Some say it could spell the end of the metaverse, fusion power startups, AI, and crypto.

BoE-Database_export.jpg
UK Base rates have reached around five percent – Bank of England

Let's look at what low-interest rates did. Banks paid very little interest on savings and investments, so people put money elsewhere. Tech ventures promised a high rate of return, so a lot of money went that way.

Tech ventures have been set up to specifically require high investment to capture customers at a loss, with a potentially high return later. If interest rates were low, investors were happy to leave money invested in startups with a promise of future riches.

Facebook was a classic example - twice over. It invested heavily to gain an effective monopoly on social media eyeballs, so it could get a revenue stream of advertising. When that revenue stream started to falter (because the end of ZIRP meant companies had less money to spend on Facebook adverts), it looked for the next frontier, and decided that would be the metaverse.

Mark Zuckerberg dived straight in, renamed the company, and planned for big investments to dominate the metaverse. It hasn't gone well. The applications were a joke, and the VR headsets were a failure, with most of them unused months after purchase.

The company has had to cut back on data center projects and now hopes that AI will be the next big thing.

But what if there is no "next big thing"?

Robert McNamee, billionaire founder of Silver Lake Partners and Elevation Partners, thinks we may not see the same kind of "next big things".

"The metaverse, AI and crypto are businesses that were created when intersest rates were around zero, which required billions of investment, against a very uncertain business outlook," he told BBC's Radio 4. "Now interest rates are five percent, none of these things are viable."

With no more ZIRP, there have been big layoffs across the sector, including high-profile companies like Meta, Google and Microsoft.

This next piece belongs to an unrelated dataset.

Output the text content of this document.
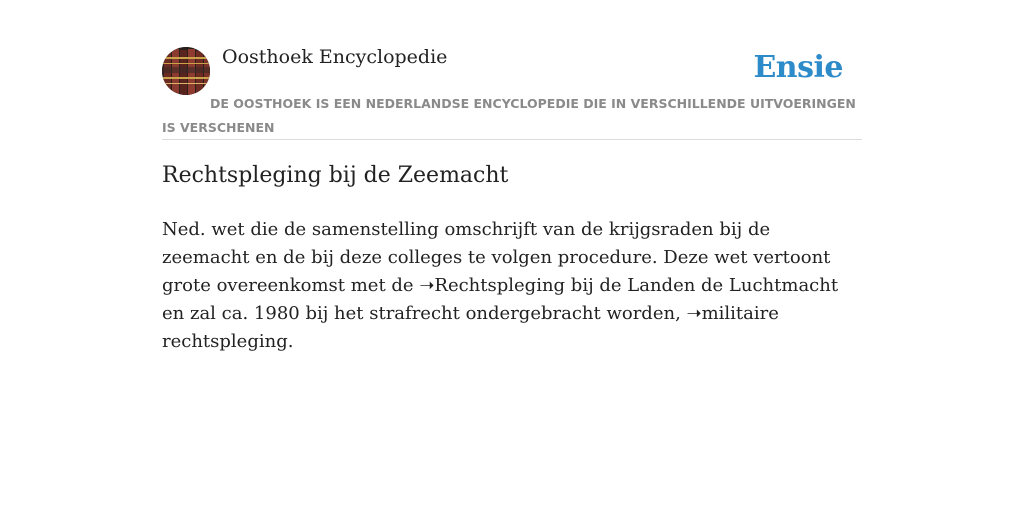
Oosthoek Encyclopedie	Ensie
DE OOSTHOEK IS EEN NEDERLANDSE ENCYCLOPEDIE DIE IN VERSCHILLENDE UITVOERINGEN IS VERSCHENEN
Rechtspleging bij de Zeemacht

Ned. wet die de samenstelling omschrijft van de krijgsraden bij de zeemacht en de bij deze colleges te volgen procedure. Deze wet vertoont grote overeenkomst met de ➝Rechtspleging bij de Landen de Luchtmacht en zal ca. 1980 bij het strafrecht ondergebracht worden, ➝militaire rechtspleging.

Things look very different now.

The positive side

But some are seeing a positive aspect to this.

"The end of free money means more sensible investment," Steve Brierley of Riverlane told me at the recent Economist conference Commercialising Quantum Global 2023.

That conference still displayed full-blown ZIRP phenomena, including sessions on how quantum computing would solve climate change, and revolutionize fast-moving computer goods. Yes, delegates were being told that in years to come, they'd need quantum computing to shift handbags. And to get ahead, they should get on board the industry quantum flagships like IBM, D-Wave, Google, and Microsoft.

Brierley's point was that in the free money era, investors could pile money into backing a potential winner, encouraging multiple companies to attempt to build the full stack of a quantum solution. That's a massively wasteful duplication.

When money costs more, Brierley thinks they will invest more sensibly, in less risky part solutions, which build up to solve the whole problem. You will probably have guessed that Brierley's company Riverlane is exactly that, a quantum software and coordination platform, but his point is valid.

Perhaps cryptocurrencies will vanish almost entirely thanks to the end of ZIRP, and we can hope that data center expansions for speculative sectors like AI will being to be scoped on the actual likely benefits, not the hype.

That might be a welcome dose of reality.